To quote the Lipset Committee: “This book presents a model of how public opinion both drives policy change, and adjusts to policy change across separate policy domains in United States, United Kingdom, and Canada. The comparative nature of the work yields a sophisticated synthesis of how behavioral and institutional features interact in these three different versions of representative democracy. It is among the very few genuinely comparative works on public opinion or political representation in which Canada plays a dominant role driving the analysis forward. Soroka and Wlezien have written an important book that has already had substantial impact. Driven by a big theoretical question, it is the sort of rigorous investigation of a few carefully chosen case-studies that Lipset himself might have carried out.”
2012 Co-winners
Janet Ajzenstat (McMaster), The Canadian Founding: John Locke and Parliament, McGill-Queens University Press, 2007.
Stephen Clarkson (University of Toronto), Does North America Exist? After NAFTA and 9/11, University of Toronto Press, 2008.
2011 Winner
Mildred A. Schwartz, Party Movements in the United States and Canada, Rowman and Littlefield, 2006.

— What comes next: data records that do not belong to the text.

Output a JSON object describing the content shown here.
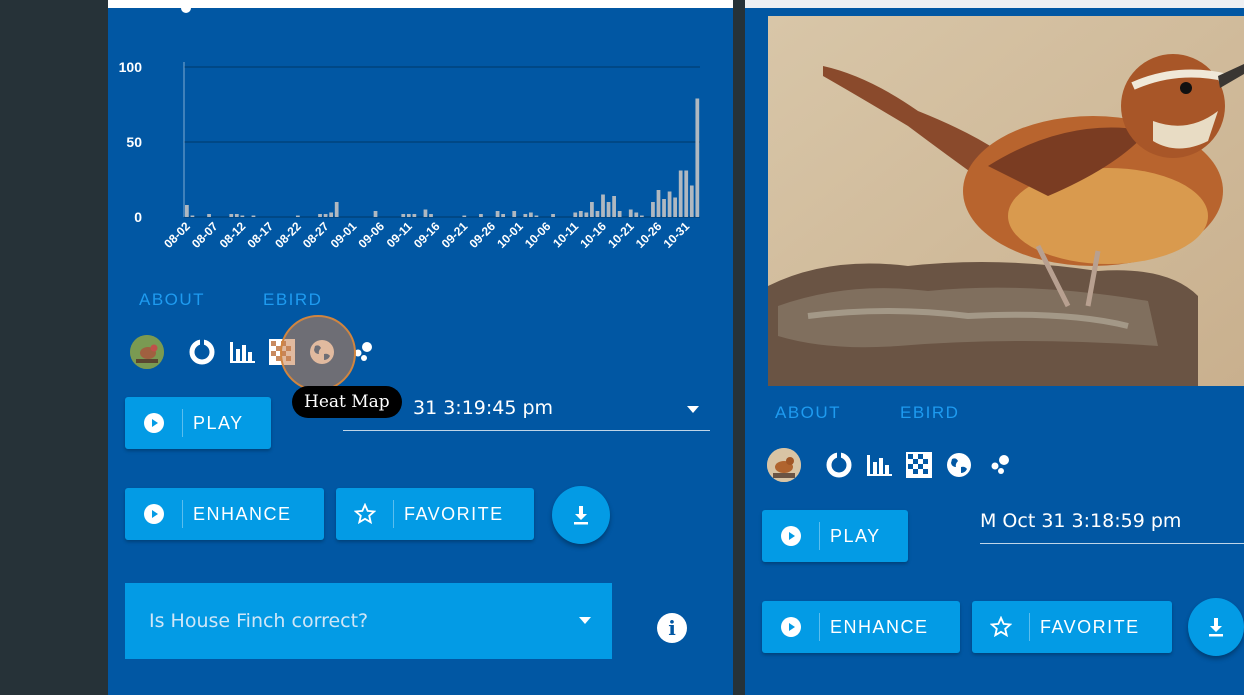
{
  "chart_data": {
    "type": "bar",
    "categories": [
      "08-02",
      "08-03",
      "08-04",
      "08-05",
      "08-06",
      "08-07",
      "08-08",
      "08-09",
      "08-10",
      "08-11",
      "08-12",
      "08-13",
      "08-14",
      "08-15",
      "08-16",
      "08-17",
      "08-18",
      "08-19",
      "08-20",
      "08-21",
      "08-22",
      "08-23",
      "08-24",
      "08-25",
      "08-26",
      "08-27",
      "08-28",
      "08-29",
      "08-30",
      "08-31",
      "09-01",
      "09-02",
      "09-03",
      "09-04",
      "09-05",
      "09-06",
      "09-07",
      "09-08",
      "09-09",
      "09-10",
      "09-11",
      "09-12",
      "09-13",
      "09-14",
      "09-15",
      "09-16",
      "09-17",
      "09-18",
      "09-19",
      "09-20",
      "09-21",
      "09-22",
      "09-23",
      "09-24",
      "09-25",
      "09-26",
      "09-27",
      "09-28",
      "09-29",
      "09-30",
      "10-01",
      "10-02",
      "10-03",
      "10-04",
      "10-05",
      "10-06",
      "10-07",
      "10-08",
      "10-09",
      "10-10",
      "10-11",
      "10-12",
      "10-13",
      "10-14",
      "10-15",
      "10-16",
      "10-17",
      "10-18",
      "10-19",
      "10-20",
      "10-21",
      "10-22",
      "10-23",
      "10-24",
      "10-25",
      "10-26",
      "10-27",
      "10-28",
      "10-29",
      "10-30",
      "10-31"
    ],
    "values": [
      8,
      1,
      0,
      0,
      2,
      0,
      0,
      0,
      2,
      2,
      1,
      0,
      1,
      0,
      0,
      0,
      0,
      0,
      0,
      0,
      1,
      0,
      0,
      0,
      2,
      2,
      3,
      10,
      0,
      0,
      0,
      0,
      0,
      0,
      4,
      0,
      0,
      0,
      0,
      2,
      2,
      2,
      0,
      5,
      2,
      0,
      0,
      0,
      0,
      0,
      1,
      0,
      0,
      2,
      0,
      0,
      4,
      2,
      0,
      4,
      0,
      2,
      3,
      1,
      0,
      0,
      2,
      0,
      0,
      0,
      3,
      4,
      3,
      10,
      4,
      15,
      10,
      14,
      4,
      0,
      5,
      3,
      1,
      0,
      10,
      18,
      12,
      17,
      13,
      31,
      31,
      21,
      79
    ],
    "tick_labels": [
      "08-02",
      "08-07",
      "08-12",
      "08-17",
      "08-22",
      "08-27",
      "09-01",
      "09-06",
      "09-11",
      "09-16",
      "09-21",
      "09-26",
      "10-01",
      "10-06",
      "10-11",
      "10-16",
      "10-21",
      "10-26",
      "10-31"
    ],
    "y_ticks": [
      "0",
      "50",
      "100"
    ],
    "ylim": [
      0,
      105
    ],
    "grid": true,
    "xlabel": "",
    "ylabel": "",
    "title": ""
  },
  "left": {
    "links": {
      "about": "ABOUT",
      "ebird": "EBIRD"
    },
    "icons": [
      "avatar-house-finch",
      "donut-chart-icon",
      "bar-chart-icon",
      "heat-map-icon",
      "globe-icon",
      "scatter-icon"
    ],
    "tooltip": "Heat Map",
    "play": "PLAY",
    "date": "31 3:19:45 pm",
    "enhance": "ENHANCE",
    "favorite": "FAVORITE",
    "question": "Is House Finch correct?"
  },
  "right": {
    "links": {
      "about": "ABOUT",
      "ebird": "EBIRD"
    },
    "play": "PLAY",
    "date": "M Oct 31 3:18:59 pm",
    "enhance": "ENHANCE",
    "favorite": "FAVORITE"
  },
  "colors": {
    "panel": "#0157a3",
    "button": "#039be5",
    "link": "#1e9bf0",
    "sidebar": "#263238",
    "bar": "#b0b8c0"
  }
}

Party movements can be described as political organizations that both participate in the electoral process and have social movement qualities. They appear frequently in both Canada and the United States. Many of these movements face huge organizational problems, and yet they display remarkable resilience, signaling both continuing political dissatisfactions as well as possibilities for changing political outcomes. This book demonstrates how organizational theory can be useful for understanding party movements, and also expands on the idea of continuity, contributing new ways of thinking about how organizations change and survive in the face of recurring dilemmas. This look inside party movements, at the organizational problems they face and the strategies employed to deal with them, represents a new way of accounting for their history that contrasts with perspectives focusing solely on external conditions.